One of the fantastic things about FrightFest over the years has been the festival’s commitment to new talent; this year, as in previous years, the festival had no shortage of new and exciting ideas, including They’re Outside by British directors Airell Anthony Hayles and Sam Casserly. They’re Outside takes the classic ‘found footage’ format of ‘The Blair Witch Project‘ and mixes it with Pagan traditions and folklore to create something genuinely engaging, if not perfect. I am sure many of you have spent hours searching through YouTube’s cavern of creations, stumbling on a few homemade gems by accident, from comedy to cooking shows and ghostly expeditions. Each video is a tasty morsel with which to while away the hours, the short and snappy creativity laced with the energy of young people taking their first steps in media production. But what if that carefree exploration of life led you into a darker world of horror?
This question forms the core of They’re Outside; as an amateur online psychologist, Max (Tom Clayton-Wheatley) sets himself a challenge far beyond his limited understanding. Tom’s mission is to cure Sarah (Chrissy Randall) of her agoraphobia in just ten days while filming the progress for his eager online viewers. However, appearances can be deceptive, and denial can prove deadly, as psychology meets folklore in the woods of East Sussex.

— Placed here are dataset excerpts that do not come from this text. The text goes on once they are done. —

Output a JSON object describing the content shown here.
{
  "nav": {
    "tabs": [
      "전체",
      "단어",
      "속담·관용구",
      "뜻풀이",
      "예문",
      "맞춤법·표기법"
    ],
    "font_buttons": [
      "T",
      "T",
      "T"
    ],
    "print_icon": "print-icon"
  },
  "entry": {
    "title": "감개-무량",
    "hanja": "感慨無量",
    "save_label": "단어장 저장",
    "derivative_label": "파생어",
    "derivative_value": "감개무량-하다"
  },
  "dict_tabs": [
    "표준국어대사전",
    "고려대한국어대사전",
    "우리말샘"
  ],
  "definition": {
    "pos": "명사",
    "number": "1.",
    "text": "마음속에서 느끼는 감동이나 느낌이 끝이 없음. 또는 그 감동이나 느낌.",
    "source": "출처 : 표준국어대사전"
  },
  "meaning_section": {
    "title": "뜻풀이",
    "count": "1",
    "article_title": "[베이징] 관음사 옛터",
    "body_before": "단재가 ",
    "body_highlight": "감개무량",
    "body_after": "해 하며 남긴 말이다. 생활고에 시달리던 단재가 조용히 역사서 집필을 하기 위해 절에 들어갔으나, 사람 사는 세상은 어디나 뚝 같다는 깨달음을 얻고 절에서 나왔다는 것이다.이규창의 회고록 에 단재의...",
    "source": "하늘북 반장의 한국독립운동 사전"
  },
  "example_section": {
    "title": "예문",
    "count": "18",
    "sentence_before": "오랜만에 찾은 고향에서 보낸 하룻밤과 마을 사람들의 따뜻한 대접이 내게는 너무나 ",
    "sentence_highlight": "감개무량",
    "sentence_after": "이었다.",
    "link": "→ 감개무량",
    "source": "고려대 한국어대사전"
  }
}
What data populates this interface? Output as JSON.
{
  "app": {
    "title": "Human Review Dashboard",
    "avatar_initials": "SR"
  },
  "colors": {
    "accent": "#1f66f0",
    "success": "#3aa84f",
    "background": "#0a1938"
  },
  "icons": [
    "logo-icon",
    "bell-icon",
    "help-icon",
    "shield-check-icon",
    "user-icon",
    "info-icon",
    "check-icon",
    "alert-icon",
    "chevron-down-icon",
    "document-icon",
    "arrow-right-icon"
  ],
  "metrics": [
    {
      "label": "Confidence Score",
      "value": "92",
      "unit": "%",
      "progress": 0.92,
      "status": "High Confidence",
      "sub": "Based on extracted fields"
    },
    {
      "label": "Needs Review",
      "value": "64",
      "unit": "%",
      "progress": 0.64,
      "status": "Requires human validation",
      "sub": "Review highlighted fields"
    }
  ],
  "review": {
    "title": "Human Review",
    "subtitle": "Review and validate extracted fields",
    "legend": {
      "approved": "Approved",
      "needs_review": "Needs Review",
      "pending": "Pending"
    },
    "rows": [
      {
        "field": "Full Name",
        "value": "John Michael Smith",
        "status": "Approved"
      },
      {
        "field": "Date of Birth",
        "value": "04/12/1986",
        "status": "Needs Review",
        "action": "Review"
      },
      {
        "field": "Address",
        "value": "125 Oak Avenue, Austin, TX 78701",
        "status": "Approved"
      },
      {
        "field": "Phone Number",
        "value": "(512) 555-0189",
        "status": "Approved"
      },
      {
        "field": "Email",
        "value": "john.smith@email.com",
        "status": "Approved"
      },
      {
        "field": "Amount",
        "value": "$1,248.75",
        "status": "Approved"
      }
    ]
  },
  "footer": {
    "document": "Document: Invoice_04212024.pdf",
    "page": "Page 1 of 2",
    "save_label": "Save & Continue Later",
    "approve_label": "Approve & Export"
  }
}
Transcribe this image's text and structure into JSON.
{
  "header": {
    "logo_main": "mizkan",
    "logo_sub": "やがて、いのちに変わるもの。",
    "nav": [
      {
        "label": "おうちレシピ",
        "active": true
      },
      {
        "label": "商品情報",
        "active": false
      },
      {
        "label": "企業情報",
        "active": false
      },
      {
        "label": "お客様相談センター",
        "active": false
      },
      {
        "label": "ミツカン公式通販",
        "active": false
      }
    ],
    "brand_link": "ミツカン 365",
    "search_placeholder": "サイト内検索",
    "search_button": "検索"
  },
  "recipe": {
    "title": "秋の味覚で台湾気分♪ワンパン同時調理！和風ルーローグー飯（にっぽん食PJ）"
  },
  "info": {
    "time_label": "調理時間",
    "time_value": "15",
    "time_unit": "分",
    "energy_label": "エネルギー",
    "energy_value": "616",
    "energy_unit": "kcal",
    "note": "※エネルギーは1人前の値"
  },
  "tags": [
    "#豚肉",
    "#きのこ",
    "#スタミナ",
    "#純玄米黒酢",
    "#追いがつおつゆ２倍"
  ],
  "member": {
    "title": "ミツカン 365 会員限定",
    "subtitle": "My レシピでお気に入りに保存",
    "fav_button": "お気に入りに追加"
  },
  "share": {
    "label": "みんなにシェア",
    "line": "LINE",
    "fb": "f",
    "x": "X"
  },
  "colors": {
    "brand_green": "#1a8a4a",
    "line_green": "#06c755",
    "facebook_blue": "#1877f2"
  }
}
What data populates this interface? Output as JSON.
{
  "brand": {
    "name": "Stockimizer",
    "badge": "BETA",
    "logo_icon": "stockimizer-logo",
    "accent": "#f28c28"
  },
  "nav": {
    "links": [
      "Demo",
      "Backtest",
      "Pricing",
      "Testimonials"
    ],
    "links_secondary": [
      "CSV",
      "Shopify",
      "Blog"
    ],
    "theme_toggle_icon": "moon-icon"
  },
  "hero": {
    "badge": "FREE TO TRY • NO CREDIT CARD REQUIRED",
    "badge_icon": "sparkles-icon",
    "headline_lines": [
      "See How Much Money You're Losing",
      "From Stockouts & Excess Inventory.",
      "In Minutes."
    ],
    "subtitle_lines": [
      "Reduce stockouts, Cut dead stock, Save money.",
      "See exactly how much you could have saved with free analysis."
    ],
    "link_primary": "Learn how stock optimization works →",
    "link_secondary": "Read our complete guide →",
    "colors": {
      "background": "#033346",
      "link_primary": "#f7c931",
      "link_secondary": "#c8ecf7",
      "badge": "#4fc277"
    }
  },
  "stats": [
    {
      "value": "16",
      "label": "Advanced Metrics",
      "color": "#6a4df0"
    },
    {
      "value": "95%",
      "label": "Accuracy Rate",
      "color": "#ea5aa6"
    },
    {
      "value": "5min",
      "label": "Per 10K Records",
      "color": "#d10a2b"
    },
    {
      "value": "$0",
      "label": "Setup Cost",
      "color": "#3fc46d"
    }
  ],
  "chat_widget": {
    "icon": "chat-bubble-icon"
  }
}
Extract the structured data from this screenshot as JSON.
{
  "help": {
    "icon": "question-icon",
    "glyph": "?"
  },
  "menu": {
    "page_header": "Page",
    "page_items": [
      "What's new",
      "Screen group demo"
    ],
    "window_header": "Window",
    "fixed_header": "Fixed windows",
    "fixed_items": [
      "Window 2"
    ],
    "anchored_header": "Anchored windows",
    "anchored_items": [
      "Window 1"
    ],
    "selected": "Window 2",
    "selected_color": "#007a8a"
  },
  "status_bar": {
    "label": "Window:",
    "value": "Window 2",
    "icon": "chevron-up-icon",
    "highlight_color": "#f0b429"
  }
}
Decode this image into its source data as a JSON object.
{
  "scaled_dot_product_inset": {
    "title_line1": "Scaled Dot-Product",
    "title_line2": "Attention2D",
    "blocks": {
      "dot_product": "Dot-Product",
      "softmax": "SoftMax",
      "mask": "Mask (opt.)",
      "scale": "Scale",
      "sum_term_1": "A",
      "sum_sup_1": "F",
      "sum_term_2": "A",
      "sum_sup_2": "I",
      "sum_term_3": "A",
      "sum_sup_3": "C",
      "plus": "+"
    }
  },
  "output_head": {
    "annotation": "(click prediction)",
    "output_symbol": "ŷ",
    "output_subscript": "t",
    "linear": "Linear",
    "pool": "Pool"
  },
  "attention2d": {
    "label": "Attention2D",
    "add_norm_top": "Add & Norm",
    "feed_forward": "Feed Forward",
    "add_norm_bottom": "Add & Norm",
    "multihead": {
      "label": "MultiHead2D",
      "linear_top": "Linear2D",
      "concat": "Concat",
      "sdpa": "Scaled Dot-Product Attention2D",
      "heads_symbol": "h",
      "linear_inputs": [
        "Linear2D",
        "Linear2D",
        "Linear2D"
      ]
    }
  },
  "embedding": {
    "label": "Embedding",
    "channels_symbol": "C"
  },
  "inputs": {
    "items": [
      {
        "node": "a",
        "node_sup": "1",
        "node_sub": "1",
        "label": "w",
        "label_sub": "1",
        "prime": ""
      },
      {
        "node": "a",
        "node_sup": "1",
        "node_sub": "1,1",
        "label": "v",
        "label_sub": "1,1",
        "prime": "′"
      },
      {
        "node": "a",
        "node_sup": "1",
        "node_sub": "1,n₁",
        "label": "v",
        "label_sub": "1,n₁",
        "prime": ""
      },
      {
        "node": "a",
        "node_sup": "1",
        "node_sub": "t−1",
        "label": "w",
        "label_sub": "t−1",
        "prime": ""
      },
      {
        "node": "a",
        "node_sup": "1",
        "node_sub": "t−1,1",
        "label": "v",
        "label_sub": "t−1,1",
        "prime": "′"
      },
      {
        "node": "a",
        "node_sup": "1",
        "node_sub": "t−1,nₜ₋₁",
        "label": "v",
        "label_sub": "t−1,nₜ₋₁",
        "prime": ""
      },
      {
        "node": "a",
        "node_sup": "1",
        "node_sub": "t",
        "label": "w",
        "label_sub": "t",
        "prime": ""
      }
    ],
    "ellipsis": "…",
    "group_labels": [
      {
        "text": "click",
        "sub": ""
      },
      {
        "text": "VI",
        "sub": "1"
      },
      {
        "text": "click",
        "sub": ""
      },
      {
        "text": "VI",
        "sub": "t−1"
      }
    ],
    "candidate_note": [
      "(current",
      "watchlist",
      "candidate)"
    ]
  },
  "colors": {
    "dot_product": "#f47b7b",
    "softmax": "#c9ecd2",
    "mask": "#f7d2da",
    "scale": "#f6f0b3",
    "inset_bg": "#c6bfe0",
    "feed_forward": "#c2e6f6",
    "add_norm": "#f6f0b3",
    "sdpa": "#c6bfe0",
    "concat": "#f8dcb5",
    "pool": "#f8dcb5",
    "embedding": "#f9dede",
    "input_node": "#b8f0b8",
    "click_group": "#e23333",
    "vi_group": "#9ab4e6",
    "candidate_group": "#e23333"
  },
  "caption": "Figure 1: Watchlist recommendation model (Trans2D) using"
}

Shot on a tiny budget, the YouTube-inspired design and cinematography work well in achieving a sense of documentary-like realism, taking clear inspiration from BBC’s Ghost Watch and A Warning to the Curious (1972). Meanwhile, the folklore plays to ancient legends such as “The Green Man”. But, it is also here where They’re Outside stumbles, missing a prime opportunity to create something uniquely different; after all, the “Green Man” legend is a part of British folklore relatively untouched in horror, with the notable exception of The Draughtsman’s Contract (1982) and The Wicker Man (1973). Therefore, more focus on the folklore at hand could have elevated, They’re Outside in it’s core horror.
But, despite this, They’re Outside does manage to create moments of delicious tension, from the first meeting of Max and his subject to the darkness of the final act. Performances, direction and design are strong enough to carry the audience, and while the momentum may be lost mid-way through the story, there is much to admire.
The world premiere of They’re Outside is at FrightFest 2020 on Saturday, 29th August, at 7 p.m. on the Horror Channel Screen as part of the New Blood strand.